The city will do a recount of votes on two routine ballot questions that were exceptionally close, said Democratic Registrar Bob Badal.
Badal said state law mandates a recount of questions three and four that would, if passed, change the city charter.
Question three, which appears to have passed, would extend the term of the registrar of voters from two years to four years.
Question four, which appears to have fallen short, would create a four-year term for the assistant city clerk and make technical changes to provisions covering the clerk's office.
The state mandates the recount because the vote was so close.
"It's within the guidelines of one half of one percent," said Badal.
The preliminary results showed that question three passed by a 10,678 to 10,070 margin.
On question four, 10,226 voted yes and 10,641 voted no, according to preliminary results.
The two proposals headed for a recount generated no controversy at all during an extensive charter revision process that began last year at City Hall.
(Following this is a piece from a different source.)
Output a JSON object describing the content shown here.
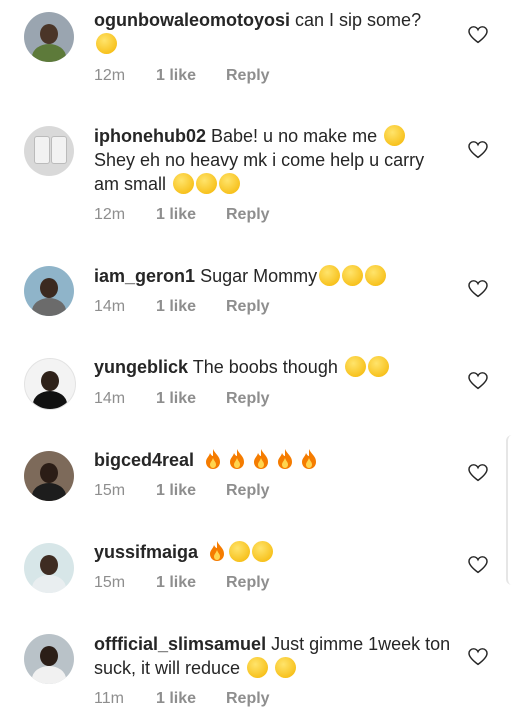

The Charter Revision Commission unanimously endorsed both changes and city councilors backed them without dissent months ago.
Officials expected both measures to pass overwhelmingly and several expressed surprise when the votes turned out to be so close.
Typically, the city's voters approve by wide margins charter revisions that carry the council's backing.
The recount will be overseen by Mayra Sampson, who was the chief moderator of this year's election, said Badal.
Sampson said there will likely be four ballot counters, two Republican and two Democrat, at the recount.
Badal said he and Republican Registrar Ellie Klapatch will assist Sampson with the recount.
"We will be there," he said.
The recount will start Wednesday, Nov. 12 at 10 a.m., according to Badal.
About 27,000 votes were cast in the city in the Nov. 4 election, he said.
"It will be by scanners," said Badal. "It's citywide."
But he said the recount will be limited to those two questions and not any other part of the ballot.
Sampson said any ballots that had some kind of flaw – if someone tried to vote for the same candidate on two party lines, such as the Democrats and the Working Families – would have to be recounted by hand.
She said she didn't know how many would have to be counted by hand.
Sampson said both questions were decided by fewer than 100 votes each.
"They're close, but I don't think there's enough to change the outcome," said Sampson.